In response to this morning’s column on the many morasses of the Middle East I got a note from a reader who brings up the recurrent matter of Palestinians as refugees: should the word refugee be put in quote marks? Of course not. The quote marks would be another step toward complicity with Israel’s intent—to make the refugees disappear as such.

The reader wrote: “I get irritated at the misuse of certain words for political purposes, the main examples coming to mind being “partial birth abortion” and “the death tax.” In the case of your column today the offender is “Palestinian refugee camp.” From pictures these places are far beyond the status of camps; and their occupants, poor and downtrodden though they may be, can hardly be considered refugees after fifty plus years. Most of them were born outside of Palestine. Were I more articulate I would doubtless carry on about the desirability of integrating them better into the local societies and of the Arab people helping them to do this.”

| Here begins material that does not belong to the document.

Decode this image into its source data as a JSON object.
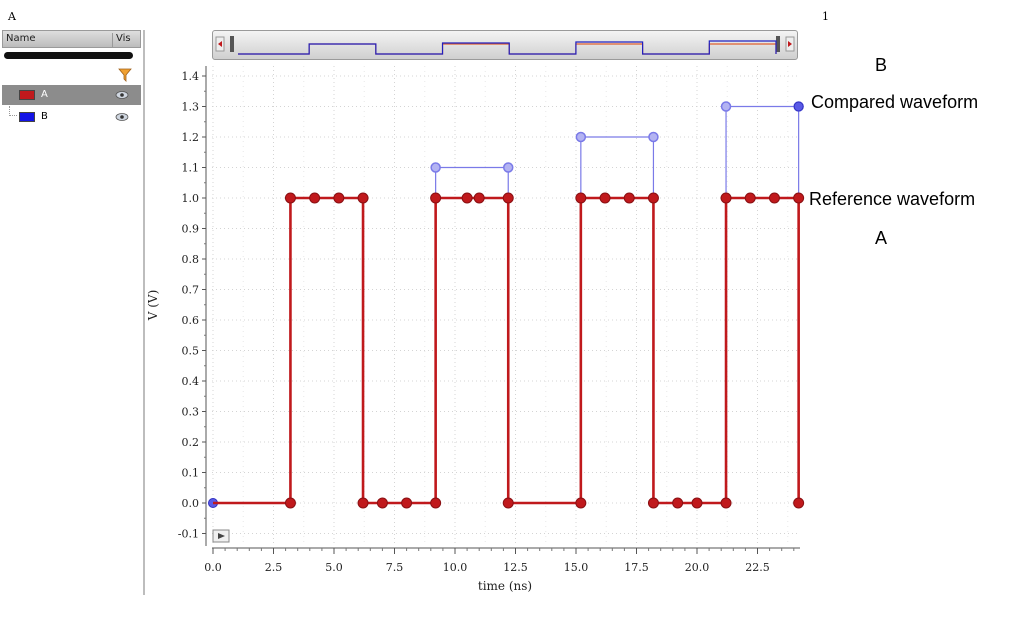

The reader is right in so far as refugee camps generally are places where people can expect a degree of care and dignity, whereas Palestinian refugee camps, in Lebanon and elsewhere in the Arab world, are places where human beings are treated worse than stray dogs. The reader’s concern is with semantics, but I think it ought to be with decency. I agree about what Arab nations owe Palestinians: they should offer them integration, at least as a choice (leaving it up to Palestinians to take it or to remain in those camps). But they don’t, because that would on one hand be complicity with Israel’s smashing Palestinians out of their lands. On the other, it would be a shock to the political balance of certain Arab nations. In Lebanon for example, 400,000 or 500,000 Palestinians suddenly made citizens or full members of society would be a bloc to contend with, which, Lebanese prejudice being what it is—or rather, Semitic prejudice being what it is, Arabs and Jews having nothing over each other in that department—no group in Lebanon would accept.

It’s easy to look for black and white solutions here. There are none, and it’s nothing so simple or convenient as to say that Palestinians in refugee camps are exclusively Arab nations’ problem. Let’s not forget the source of this hell, and let’s not kid ourselves about it. It’s always been Israel. To say anything different about the refugees is tantamount to (for example) blaming the victim of a rape for what befell her.